January garden diary

A round-up of seasonal tips and tricks to wish your garden a happy new year 
Jody D'arcy

Here are our picks for the month of January…

1. Add a burst of two-tone warm-weather brilliance with a Salvia ‘Love and Wishes’. Placing third in the 2015 Plant of the Year award at London’s Chelsea Flower Show, it was bred by retired NSW Department of Primary Industries employee John Fisher in his garden in Orange. Quick-growing, it’s at home in most soil types and at its best from spring to autumn.

2. Celebrate Australia Day (26 January) by planting a bright-as-bright flowering gum. One of the best is the small-growing hybrid pink ‘Summer Beauty’, which is tolerant of our humid conditions in the Eastern States.

3. Aerate lawns to ensure water and fertilisers are getting to where they’re needed. You can simply use a pitchfork to create holes in compacted soil, or buy yourself a pair of spike-bottomed aerator sandals that clip onto your regular shoes.

4. Plant a few flowers among your vegies to lure pollinating insects. Good for attracting bees are blue, purple and yellow plants such as borage, sage and sunflower.

5. Set aside a moment for a summer evening stroll to check what’s looking good in your neighbours’ gardens, and grow them yourself.
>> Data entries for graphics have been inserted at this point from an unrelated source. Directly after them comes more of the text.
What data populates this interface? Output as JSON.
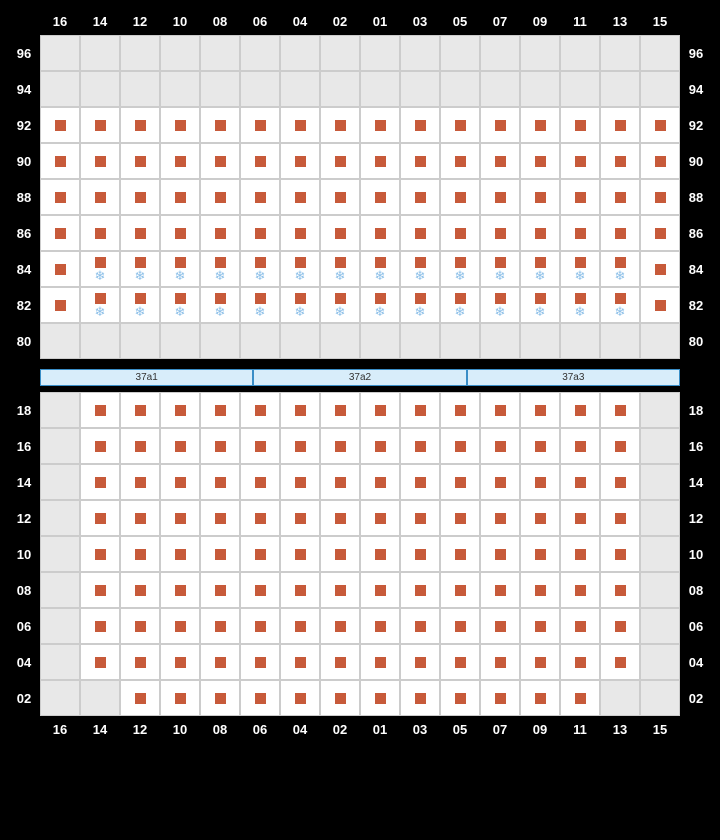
{
  "columns": [
    "16",
    "14",
    "12",
    "10",
    "08",
    "06",
    "04",
    "02",
    "01",
    "03",
    "05",
    "07",
    "09",
    "11",
    "13",
    "15"
  ],
  "upper": {
    "rows": [
      "96",
      "94",
      "92",
      "90",
      "88",
      "86",
      "84",
      "82",
      "80"
    ],
    "cells": {
      "96": [
        "E",
        "E",
        "E",
        "E",
        "E",
        "E",
        "E",
        "E",
        "E",
        "E",
        "E",
        "E",
        "E",
        "E",
        "E",
        "E"
      ],
      "94": [
        "E",
        "E",
        "E",
        "E",
        "E",
        "E",
        "E",
        "E",
        "E",
        "E",
        "E",
        "E",
        "E",
        "E",
        "E",
        "E"
      ],
      "92": [
        "S",
        "S",
        "S",
        "S",
        "S",
        "S",
        "S",
        "S",
        "S",
        "S",
        "S",
        "S",
        "S",
        "S",
        "S",
        "S"
      ],
      "90": [
        "S",
        "S",
        "S",
        "S",
        "S",
        "S",
        "S",
        "S",
        "S",
        "S",
        "S",
        "S",
        "S",
        "S",
        "S",
        "S"
      ],
      "88": [
        "S",
        "S",
        "S",
        "S",
        "S",
        "S",
        "S",
        "S",
        "S",
        "S",
        "S",
        "S",
        "S",
        "S",
        "S",
        "S"
      ],
      "86": [
        "S",
        "S",
        "S",
        "S",
        "S",
        "S",
        "S",
        "S",
        "S",
        "S",
        "S",
        "S",
        "S",
        "S",
        "S",
        "S"
      ],
      "84": [
        "S",
        "SF",
        "SF",
        "SF",
        "SF",
        "SF",
        "SF",
        "SF",
        "SF",
        "SF",
        "SF",
        "SF",
        "SF",
        "SF",
        "SF",
        "S"
      ],
      "82": [
        "S",
        "SF",
        "SF",
        "SF",
        "SF",
        "SF",
        "SF",
        "SF",
        "SF",
        "SF",
        "SF",
        "SF",
        "SF",
        "SF",
        "SF",
        "S"
      ],
      "80": [
        "E",
        "E",
        "E",
        "E",
        "E",
        "E",
        "E",
        "E",
        "E",
        "E",
        "E",
        "E",
        "E",
        "E",
        "E",
        "E"
      ]
    }
  },
  "sections": [
    "37a1",
    "37a2",
    "37a3"
  ],
  "lower": {
    "rows": [
      "18",
      "16",
      "14",
      "12",
      "10",
      "08",
      "06",
      "04",
      "02"
    ],
    "cells": {
      "18": [
        "E",
        "S",
        "S",
        "S",
        "S",
        "S",
        "S",
        "S",
        "S",
        "S",
        "S",
        "S",
        "S",
        "S",
        "S",
        "E"
      ],
      "16": [
        "E",
        "S",
        "S",
        "S",
        "S",
        "S",
        "S",
        "S",
        "S",
        "S",
        "S",
        "S",
        "S",
        "S",
        "S",
        "E"
      ],
      "14": [
        "E",
        "S",
        "S",
        "S",
        "S",
        "S",
        "S",
        "S",
        "S",
        "S",
        "S",
        "S",
        "S",
        "S",
        "S",
        "E"
      ],
      "12": [
        "E",
        "S",
        "S",
        "S",
        "S",
        "S",
        "S",
        "S",
        "S",
        "S",
        "S",
        "S",
        "S",
        "S",
        "S",
        "E"
      ],
      "10": [
        "E",
        "S",
        "S",
        "S",
        "S",
        "S",
        "S",
        "S",
        "S",
        "S",
        "S",
        "S",
        "S",
        "S",
        "S",
        "E"
      ],
      "08": [
        "E",
        "S",
        "S",
        "S",
        "S",
        "S",
        "S",
        "S",
        "S",
        "S",
        "S",
        "S",
        "S",
        "S",
        "S",
        "E"
      ],
      "06": [
        "E",
        "S",
        "S",
        "S",
        "S",
        "S",
        "S",
        "S",
        "S",
        "S",
        "S",
        "S",
        "S",
        "S",
        "S",
        "E"
      ],
      "04": [
        "E",
        "S",
        "S",
        "S",
        "S",
        "S",
        "S",
        "S",
        "S",
        "S",
        "S",
        "S",
        "S",
        "S",
        "S",
        "E"
      ],
      "02": [
        "E",
        "E",
        "S",
        "S",
        "S",
        "S",
        "S",
        "S",
        "S",
        "S",
        "S",
        "S",
        "S",
        "S",
        "E",
        "E"
      ]
    }
  },
  "colors": {
    "seat": "#c75a3a",
    "snowflake": "#8bbfe8",
    "empty": "#e8e8e8",
    "section_bg": "#d8edfa",
    "section_border": "#3a8ec7"
  },
  "glyphs": {
    "snowflake": "❄"
  }
}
The best displays will likely involve crepe myrtles, hibiscus and, a little later on, tibouchinas (once called lasiandra).

6. Once roses have produced their best blooms, prune them back a little. This causes the plant to bounce back with renewed vigour and also promotes reflowering.

7. Keep annuals blooming their heads off right to the end of summer by deadheading and fertilising every few weeks. If they start to look straggly, treat them to a trim.

8. Divide perennials such as bearded iris and daylilies to increase numbers.

9. Increase watering of roses and shallow-rooted plants such as lemon trees and camellias, which are prone to becoming thirsty when conditions are dry.

10. Regularly check citrus trees for the first signs of scale or leaf miner. An immediate spray of a product such as Eco-Oil or PestOil will do the trick.

11. Add sparkle to summer gardens with splashes of crisp white flowers. Good contenders include Volcano phlox, white cosmos and Queen Anne’s lace.

12. Give your potted plants and hanging baskets a break from blazing summer sun by moving them into more shaded spots.

13. Cut back wayward climbers and give fuchsias a light prune.